Ce que je ne savais pas au départ et qui a changé ma façon de voir les salons

En discutant avec cet auteur, j’ai découvert des réalités que je n’avais jamais imaginées. Par exemple, la gestion des auteurs « stars » est une vraie organisation militaire : les files d’attente devant leurs stands peuvent durer une heure ou plus, ce qui peut décourager les visiteurs occasionnels comme moi. Ces auteurs voient souvent leurs stocks épuisés rapidement, surtout pour les titres phares ou les bandes dessinées. J’ai appris que certains stands ferment carrément une fois que les livres sont vendus, ce qui explique les ruptures de stock visibles sur le terrain. Ce contraste avec les petits auteurs, qui eux, doivent jongler avec un stock limité et une programmation plus flexible, m’a surpris. Il y a une vraie disparité dans la gestion, et ça influe sur l’expérience du public.

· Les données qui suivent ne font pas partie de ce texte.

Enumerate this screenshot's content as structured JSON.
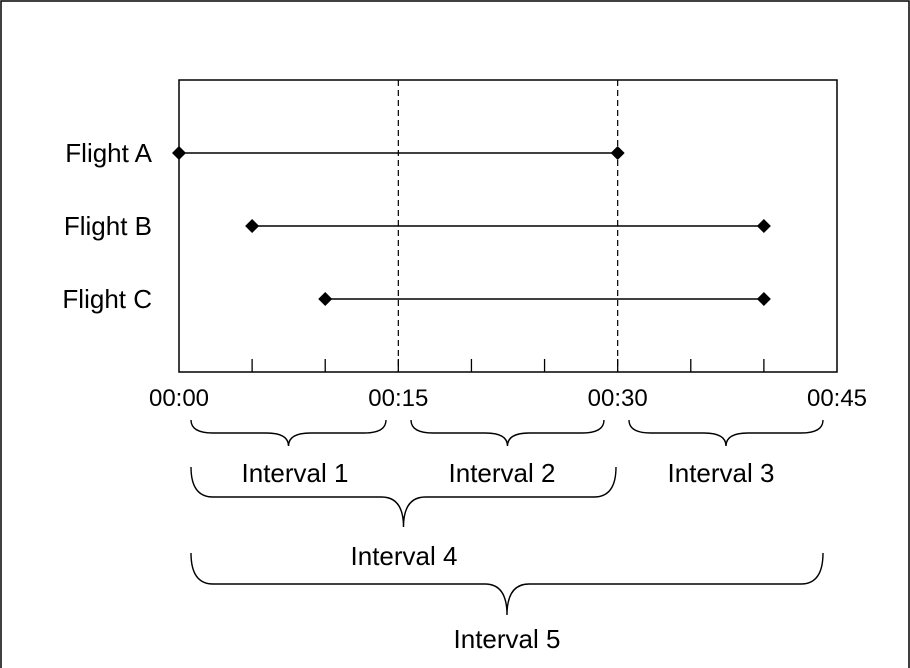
{
  "chart_data": {
    "type": "timeline",
    "flights": [
      {
        "label": "Flight A",
        "start": "00:00",
        "end": "00:30"
      },
      {
        "label": "Flight B",
        "start": "00:05",
        "end": "00:40"
      },
      {
        "label": "Flight C",
        "start": "00:10",
        "end": "00:40"
      }
    ],
    "x_range_minutes": [
      0,
      45
    ],
    "minor_tick_step_minutes": 5,
    "tick_labels": [
      "00:00",
      "00:15",
      "00:30",
      "00:45"
    ],
    "dashed_dividers_at": [
      "00:15",
      "00:30"
    ],
    "intervals": [
      {
        "label": "Interval 1",
        "from": "00:00",
        "to": "00:15"
      },
      {
        "label": "Interval 2",
        "from": "00:15",
        "to": "00:30"
      },
      {
        "label": "Interval 3",
        "from": "00:30",
        "to": "00:45"
      },
      {
        "label": "Interval 4",
        "from": "00:00",
        "to": "00:30"
      },
      {
        "label": "Interval 5",
        "from": "00:00",
        "to": "00:45"
      }
    ]
  }
}
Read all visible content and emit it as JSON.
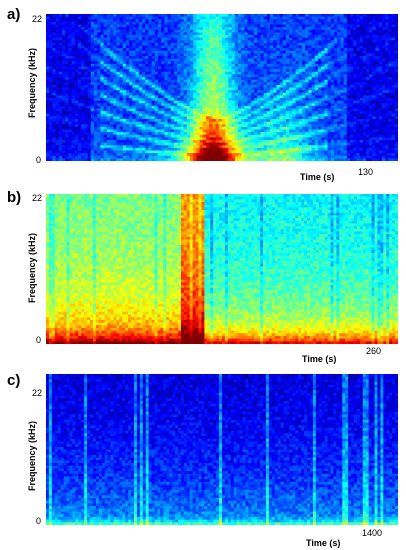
{
  "chart_data": [
    {
      "type": "heatmap",
      "panel_label": "a)",
      "ylabel": "Frequency (kHz)",
      "xlabel": "Time (s)",
      "y_ticks": [
        "22",
        "0"
      ],
      "x_tick": "130",
      "xlim": [
        0,
        130
      ],
      "ylim": [
        0,
        22
      ],
      "colormap": "jet",
      "description_colors": [
        "#00007f",
        "#0000ff",
        "#00aaff",
        "#55ffaa",
        "#ffff00",
        "#ff5500",
        "#aa0000"
      ]
    },
    {
      "type": "heatmap",
      "panel_label": "b)",
      "ylabel": "Frequency (kHz)",
      "xlabel": "Time (s)",
      "y_ticks": [
        "22",
        "0"
      ],
      "x_tick": "260",
      "xlim": [
        0,
        260
      ],
      "ylim": [
        0,
        22
      ],
      "colormap": "jet"
    },
    {
      "type": "heatmap",
      "panel_label": "c)",
      "ylabel": "Frequency (kHz)",
      "xlabel": "Time (s)",
      "y_ticks": [
        "22",
        "0"
      ],
      "x_tick": "1400",
      "xlim": [
        0,
        1400
      ],
      "ylim": [
        0,
        22
      ],
      "colormap": "jet"
    }
  ]
}
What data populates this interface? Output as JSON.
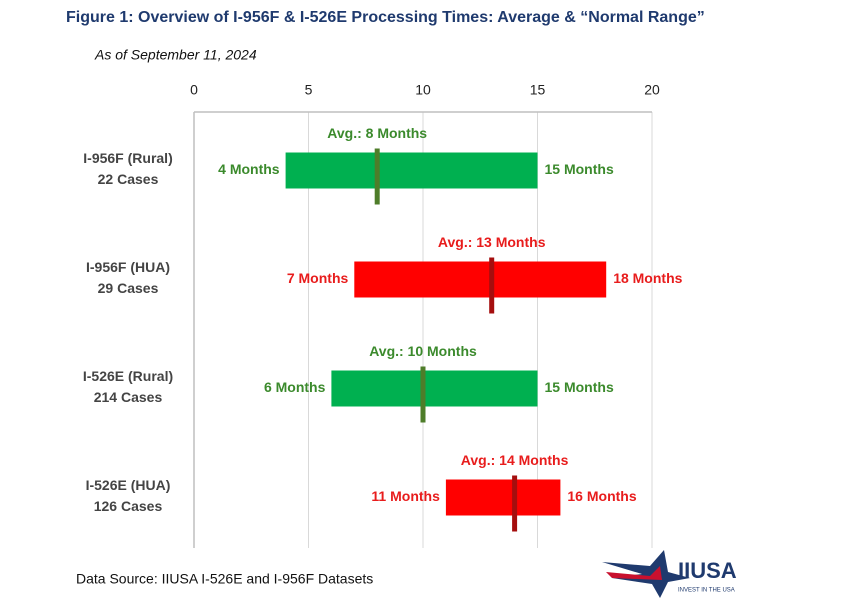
{
  "chart_data": {
    "type": "range_bar",
    "title": "Figure 1: Overview of I-956F & I-526E Processing Times: Average & “Normal Range”",
    "subtitle": "As of September 11, 2024",
    "source": "Data Source: IIUSA I-526E and I-956F Datasets",
    "categories": [
      "I-956F (Rural)",
      "I-956F (HUA)",
      "I-526E (Rural)",
      "I-526E (HUA)"
    ],
    "case_counts": [
      "22 Cases",
      "29 Cases",
      "214 Cases",
      "126 Cases"
    ],
    "low": {
      "values": [
        4,
        7,
        6,
        11
      ],
      "value_labels": [
        "4 Months",
        "7 Months",
        "6 Months",
        "11 Months"
      ]
    },
    "high": {
      "values": [
        15,
        18,
        15,
        16
      ],
      "value_labels": [
        "15 Months",
        "18 Months",
        "15 Months",
        "16 Months"
      ]
    },
    "average": {
      "values": [
        8,
        13,
        10,
        14
      ],
      "value_labels": [
        "Avg.: 8 Months",
        "Avg.: 13 Months",
        "Avg.: 10 Months",
        "Avg.: 14 Months"
      ]
    },
    "colors": [
      "#00b050",
      "#ff0000",
      "#00b050",
      "#ff0000"
    ],
    "average_colors": [
      "#4e7d2a",
      "#a50e0e",
      "#4e7d2a",
      "#a50e0e"
    ],
    "label_colors": [
      "#3b8a2c",
      "#e81c1c",
      "#3b8a2c",
      "#e81c1c"
    ],
    "xlim": [
      0,
      20
    ],
    "xticks": [
      0,
      5,
      10,
      15,
      20
    ],
    "grid": true
  },
  "logo": {
    "name": "IIUSA",
    "tagline": "INVEST IN THE USA"
  }
}
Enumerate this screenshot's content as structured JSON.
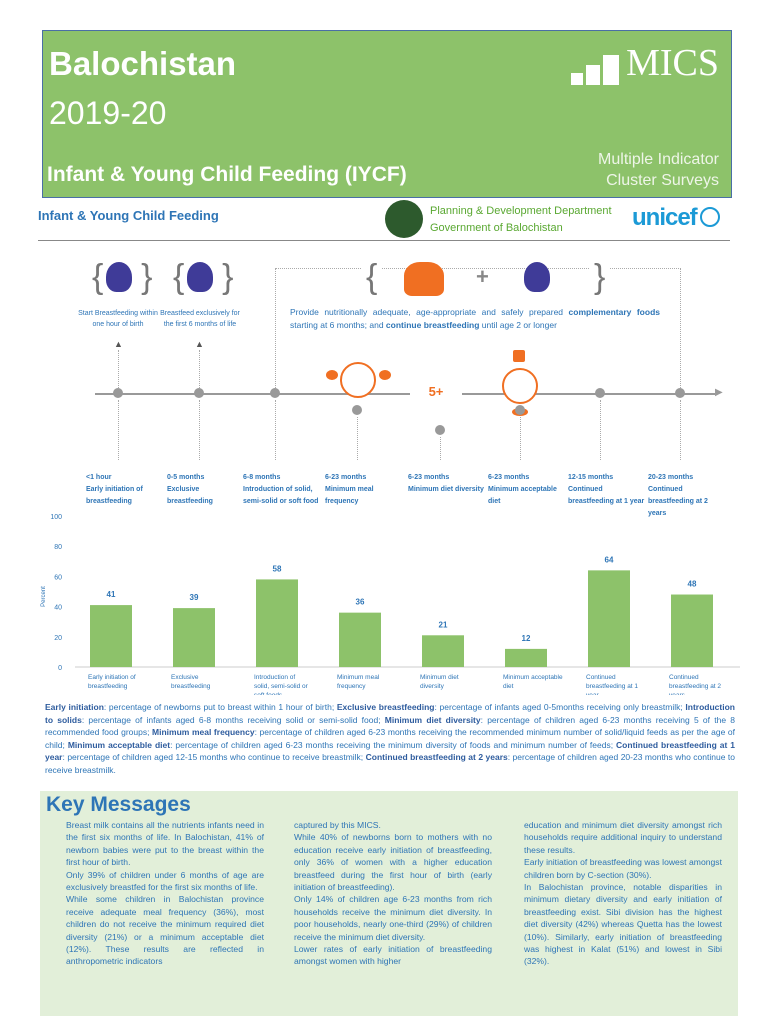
{
  "banner": {
    "region": "Balochistan",
    "year": "2019-20",
    "topic": "Infant & Young Child Feeding (IYCF)",
    "logo": "MICS",
    "logo_sub_1": "Multiple Indicator",
    "logo_sub_2": "Cluster Surveys",
    "color": "#8dc26a"
  },
  "subheader": {
    "title": "Infant & Young Child Feeding",
    "dept_1": "Planning & Development Department",
    "dept_2": "Government of Balochistan",
    "partner": "unicef"
  },
  "timeline": {
    "callouts": [
      {
        "text": "Start Breastfeeding within one hour of birth",
        "icon": "breastfeeding-mother-icon"
      },
      {
        "text": "Breastfeed exclusively for the first 6 months of life",
        "icon": "breastfeeding-mother-icon"
      }
    ],
    "intro_parts": [
      "Provide nutritionally adequate, age-appropriate and safely prepared ",
      "complementary foods",
      " starting at 6 months; and ",
      "continue breastfeeding",
      " until age 2 or longer"
    ],
    "plus": "+",
    "five_plus": "5+",
    "stages": [
      {
        "age": "<1 hour",
        "label": "Early initiation of breastfeeding"
      },
      {
        "age": "0-5 months",
        "label": "Exclusive breastfeeding"
      },
      {
        "age": "6-8 months",
        "label": "Introduction of solid, semi-solid or soft food"
      },
      {
        "age": "6-23 months",
        "label": "Minimum meal frequency"
      },
      {
        "age": "6-23 months",
        "label": "Minimum diet diversity"
      },
      {
        "age": "6-23 months",
        "label": "Minimum acceptable diet"
      },
      {
        "age": "12-15 months",
        "label": "Continued breastfeeding at 1 year"
      },
      {
        "age": "20-23 months",
        "label": "Continued breastfeeding at 2 years"
      }
    ]
  },
  "chart_data": {
    "type": "bar",
    "categories": [
      "Early initiation of breastfeeding",
      "Exclusive breastfeeding",
      "Introduction of solid, semi-solid or soft foods",
      "Minimum meal frequency",
      "Minimum diet diversity",
      "Minimum acceptable diet",
      "Continued breastfeeding at 1 year",
      "Continued breastfeeding at 2 years"
    ],
    "values": [
      41,
      39,
      58,
      36,
      21,
      12,
      64,
      48
    ],
    "ylabel": "Percent",
    "ylim": [
      0,
      100
    ],
    "yticks": [
      0,
      20,
      40,
      60,
      80,
      100
    ],
    "grid": false,
    "bar_color": "#8dc26a",
    "label_color": "#2e75b6"
  },
  "definitions": [
    {
      "term": "Early initiation",
      "text": ": percentage of newborns put to breast within 1 hour of birth; "
    },
    {
      "term": "Exclusive breastfeeding",
      "text": ": percentage of infants aged 0-5months receiving only breastmilk; "
    },
    {
      "term": "Introduction to solids",
      "text": ": percentage of infants aged 6-8 months receiving solid or semi-solid food; "
    },
    {
      "term": "Minimum diet diversity",
      "text": ": percentage of children aged 6-23 months receiving 5 of the 8 recommended food groups; "
    },
    {
      "term": "Minimum meal frequency",
      "text": ": percentage of children aged 6-23 months receiving the recommended minimum number of solid/liquid feeds as per the age of child; "
    },
    {
      "term": "Minimum acceptable diet",
      "text": ": percentage of children aged 6-23 months receiving the minimum diversity of foods and minimum number of feeds; "
    },
    {
      "term": "Continued breastfeeding at 1 year",
      "text": ": percentage of children aged 12-15 months who continue to receive breastmilk; "
    },
    {
      "term": "Continued breastfeeding at 2 years",
      "text": ": percentage of children aged 20-23 months who continue to receive breastmilk."
    }
  ],
  "key_messages": {
    "title": "Key Messages",
    "columns": [
      [
        "Breast milk contains all the nutrients infants need in the first six months of life. In Balochistan, 41% of newborn babies were put to the breast within the first hour of birth.",
        "Only 39% of children under 6 months of age are exclusively breastfed for the first six months of life.",
        "While some children in Balochistan province receive adequate meal frequency (36%), most children do not receive the minimum required diet diversity (21%) or a minimum acceptable diet (12%). These results are reflected in anthropometric indicators"
      ],
      [
        "captured by this MICS.",
        "While 40% of newborns born to mothers with no education receive early initiation of breastfeeding, only 36% of women with a higher education breastfeed during the first hour of birth (early initiation of breastfeeding).",
        "Only 14% of children age 6-23 months from rich households receive the minimum diet diversity.  In poor households, nearly one-third (29%) of children receive the minimum diet diversity.",
        "Lower rates of early initiation of breastfeeding amongst women with higher"
      ],
      [
        "education and minimum diet diversity amongst rich households require additional inquiry to understand these results.",
        "Early initiation of breastfeeding was lowest amongst children born by C-section (30%).",
        "In Balochistan province, notable disparities in minimum dietary diversity and early initiation of breastfeeding exist. Sibi division has the highest diet diversity (42%) whereas Quetta has the lowest (10%). Similarly, early initiation of breastfeeding was highest in Kalat (51%) and lowest in Sibi (32%)."
      ]
    ]
  }
}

La météo, j’en ai fait la douloureuse expérience ce jour-là. Un déluge, même de courte durée, peut transformer un événement extérieur en un lieu presque vide, malgré tout le travail de préparation. J’ai vu des stands fermer prématurément, des auteurs replier leurs affiches, et des visiteurs renoncer à leurs rendez-vous. Pourtant, parfois, cette météo mauvaise crée une ambiance intime, où quelques passionnés peuvent discuter sans la pression des foules. Mais c’est fragile, et la météo reste un facteur incontrôlable qui peut faire basculer un salon. Cette fragilité m’a fait réfléchir sur la nécessité de prévoir une certaine flexibilité dans sa visite.

Ce jour-là, j’ai compris que la patience est indispensable. J’aurais dû prévoir les files d’attente, surtout pour les auteurs connus, et préparer un planning plus précis. J’ai aussi vu qu’être curieux aide : au lieu de me balader au hasard, faire une liste d’auteurs à voir et acheter vite les livres en rayon évite de rater des titres, surtout ceux qui partent vite. Il faut aussi s’adapter, venir tôt pour éviter la foule ou prendre des chaussures et un imperméable, ce que je n’avais pas. Je me dis aussi qu’il faut consulter la page officielle du salon pour les infos pratiques, comme l’accessibilité ou le parking. J’ai appris tout ça sur le terrain, en vivant le salon sous la pluie.

Ce que je retiens vraiment de cette journée et ce que je referais (ou pas)

Au bilan, ce salon du livre de Vannes pluvieux m’a offert bien plus qu’une poignée de pages tournées. J’ai surtout gagné une meilleure compréhension de la mécanique derrière ces événements. J’ai découvert une autre forme de rencontre, plus simple, presque discrète, avec un auteur qui, malgré l’absence de foule, vivait pleinement sa passion. Ce moment privilégié, où l’échange a remplacé l’agitation, m’a marqué. Cela m’a aussi donné envie de revenir, mieux préparé, pour profiter du programme riche en conférences, ateliers et animations qui animent la ville chaque année en juin. Cette visite m’a rappelé que le salon littéraire est un lieu vivant, pas juste un marché du livre, et que chaque rencontre, même furtive, peut laisser une trace.

Je n’oublierai jamais ce moment où, seul sous la pluie, j’ai vu ce petit stand s’animer d’une passion rare, loin du brouhaha habituel. Cette image reste dans ma tête. Parfois, ce sont les imprévus qui donnent accès à des expériences qu’on n’aurait pas prévues. La littérature, ce n’est pas juste compter les visiteurs ou les livres vendus, c’est aussi ces instants partagés.

Laëtitia Boucher

Laëtitia Boucher accompagne les entrepreneurs en phase de lancement ou de structuration grâce à des conseils clairs et pragmatiques. Spécialiste de la gestion de projet et des stratégies business, elle vulgarise des méthodes concrètes pour organiser et développer une activité professionnelle avec efficacité.